When you think about why home purchase contracts fall apart, mortgage financing is probably the first issue that comes to mind.
But there’s actually another reason why most real estate contracts fall through – the home inspection.
The February 2015 Realtors Confidence Index Survey asked real estate agents what types of problems they encountered with their most recent sales contracts over the past three months.
Of those that were terminated, 29% cited home inspection/environmental issues. This was the number one response given, beating out issues related to obtaining financing, which was cited 24% of the time.
This is why NAR recommends that real estate agents work with their sellers beforehand to address any potential property issues, such as structural concerns, water damage, mold, lead paint, and so on.
Interestingly, these types of issues can also cause FHA financing to fall apart because of related health concerns.
Inspect Your New Home!
In any case, it’s actually a good thing that inspections are serving their purpose; pointing out flaws and potential problems.
Sure, you don’t want contracts to fall through, but if there’s something wrong with the property, the buyer should know.
That’s why it’s highly advisable to actually show up to your home inspection. And not only show up, but also ask thoughtful questions and follow the inspector around the house as they conduct their work.

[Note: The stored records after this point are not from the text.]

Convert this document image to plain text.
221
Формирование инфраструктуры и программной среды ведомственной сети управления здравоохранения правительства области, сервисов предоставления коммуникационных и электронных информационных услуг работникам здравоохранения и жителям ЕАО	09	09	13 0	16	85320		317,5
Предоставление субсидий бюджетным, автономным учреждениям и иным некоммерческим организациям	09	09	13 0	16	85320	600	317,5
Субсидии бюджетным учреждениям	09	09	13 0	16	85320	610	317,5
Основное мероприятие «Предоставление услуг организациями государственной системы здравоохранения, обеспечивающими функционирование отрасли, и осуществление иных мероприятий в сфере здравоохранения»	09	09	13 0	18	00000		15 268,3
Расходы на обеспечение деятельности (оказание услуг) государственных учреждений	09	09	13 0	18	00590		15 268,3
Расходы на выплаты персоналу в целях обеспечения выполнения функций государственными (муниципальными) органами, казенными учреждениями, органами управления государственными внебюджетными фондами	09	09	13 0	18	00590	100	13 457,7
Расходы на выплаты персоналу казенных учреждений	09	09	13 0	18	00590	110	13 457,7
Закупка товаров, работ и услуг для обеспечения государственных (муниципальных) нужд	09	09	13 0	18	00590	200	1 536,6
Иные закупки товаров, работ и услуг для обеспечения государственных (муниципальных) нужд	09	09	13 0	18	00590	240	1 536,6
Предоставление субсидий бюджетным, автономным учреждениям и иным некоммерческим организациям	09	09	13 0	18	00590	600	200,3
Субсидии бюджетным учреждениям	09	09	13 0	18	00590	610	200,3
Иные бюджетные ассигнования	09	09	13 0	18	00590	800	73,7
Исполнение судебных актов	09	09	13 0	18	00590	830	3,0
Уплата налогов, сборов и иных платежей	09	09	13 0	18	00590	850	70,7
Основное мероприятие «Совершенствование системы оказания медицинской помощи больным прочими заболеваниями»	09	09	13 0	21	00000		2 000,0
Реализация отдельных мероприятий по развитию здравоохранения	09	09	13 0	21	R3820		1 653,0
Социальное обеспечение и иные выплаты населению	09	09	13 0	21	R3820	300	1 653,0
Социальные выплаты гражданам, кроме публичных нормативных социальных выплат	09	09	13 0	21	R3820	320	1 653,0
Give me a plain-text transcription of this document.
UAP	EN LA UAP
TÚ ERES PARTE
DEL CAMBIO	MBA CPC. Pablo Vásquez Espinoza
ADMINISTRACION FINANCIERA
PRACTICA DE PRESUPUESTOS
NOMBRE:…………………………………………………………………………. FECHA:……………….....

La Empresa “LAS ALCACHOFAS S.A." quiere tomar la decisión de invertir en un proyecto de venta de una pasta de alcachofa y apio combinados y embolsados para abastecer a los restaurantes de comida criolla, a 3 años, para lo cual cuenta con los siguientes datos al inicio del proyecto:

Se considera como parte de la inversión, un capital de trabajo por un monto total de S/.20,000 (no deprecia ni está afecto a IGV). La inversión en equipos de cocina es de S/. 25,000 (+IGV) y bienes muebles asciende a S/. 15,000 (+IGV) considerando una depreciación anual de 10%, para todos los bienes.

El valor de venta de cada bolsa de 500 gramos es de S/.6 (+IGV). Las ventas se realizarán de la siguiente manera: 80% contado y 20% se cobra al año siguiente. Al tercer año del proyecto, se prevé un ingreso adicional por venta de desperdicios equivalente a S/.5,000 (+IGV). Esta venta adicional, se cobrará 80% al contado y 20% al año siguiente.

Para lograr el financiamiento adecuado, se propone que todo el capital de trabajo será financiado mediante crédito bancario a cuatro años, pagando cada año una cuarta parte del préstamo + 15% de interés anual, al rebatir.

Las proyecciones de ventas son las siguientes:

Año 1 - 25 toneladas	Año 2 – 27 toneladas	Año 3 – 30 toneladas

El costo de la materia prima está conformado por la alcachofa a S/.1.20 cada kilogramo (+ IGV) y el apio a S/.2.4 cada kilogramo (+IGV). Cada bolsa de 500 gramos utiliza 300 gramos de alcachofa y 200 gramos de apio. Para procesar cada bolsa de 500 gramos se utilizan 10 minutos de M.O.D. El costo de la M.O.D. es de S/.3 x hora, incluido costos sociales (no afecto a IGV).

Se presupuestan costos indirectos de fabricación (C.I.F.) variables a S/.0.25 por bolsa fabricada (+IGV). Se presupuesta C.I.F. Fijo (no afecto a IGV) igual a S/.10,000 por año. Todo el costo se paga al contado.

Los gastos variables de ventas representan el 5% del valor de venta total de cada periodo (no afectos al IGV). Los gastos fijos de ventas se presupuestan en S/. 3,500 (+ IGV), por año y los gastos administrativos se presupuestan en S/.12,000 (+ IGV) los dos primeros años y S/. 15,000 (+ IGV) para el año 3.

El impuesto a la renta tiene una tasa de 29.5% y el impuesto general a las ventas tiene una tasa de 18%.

If you have any issues, even seemingly minuscule concerns, you should bring them up just to be sure. Otherwise you might be kicking yourself.
At the end of the day, an inspector is just one person, and even if they do a good job there’s a chance they could miss something. Better safe than sorry.
Financing Is Still a Hurdle
Despite financing not being the number one roadblock, it continues to be a major issue for many would-be home buyers.
After all, it was cited in 24% of responses, and many of the other answers can be somewhat categorized as financing issues.
For example, the buyer losing their job, appraisal issues, title/deed issues, financing delays, and so on. Many of these have to do with the bank as well, and wouldn’t necessarily be an issue if you were paying cash.
Instead of hoping the lender won’t notice, it’s advisable to clear up any issues beforehand.
For example, making sure you can document recent housing history, moving assets into a verifiable account several months before applying for a loan, and ensuring your credit is in good shape and not at risk thanks to a recent large purchase.
Simply staying on top of these seemingly basic tasks can greatly improve the chances of your loan actually closing.
Remember, lenders have seen it all, so trying to fool them or pleading for an exception once the loan is submitted isn’t exactly the best course of action.
For the record, real estate agents who responded to the survey noted that seven percent of sales contracts were terminated over the past three months.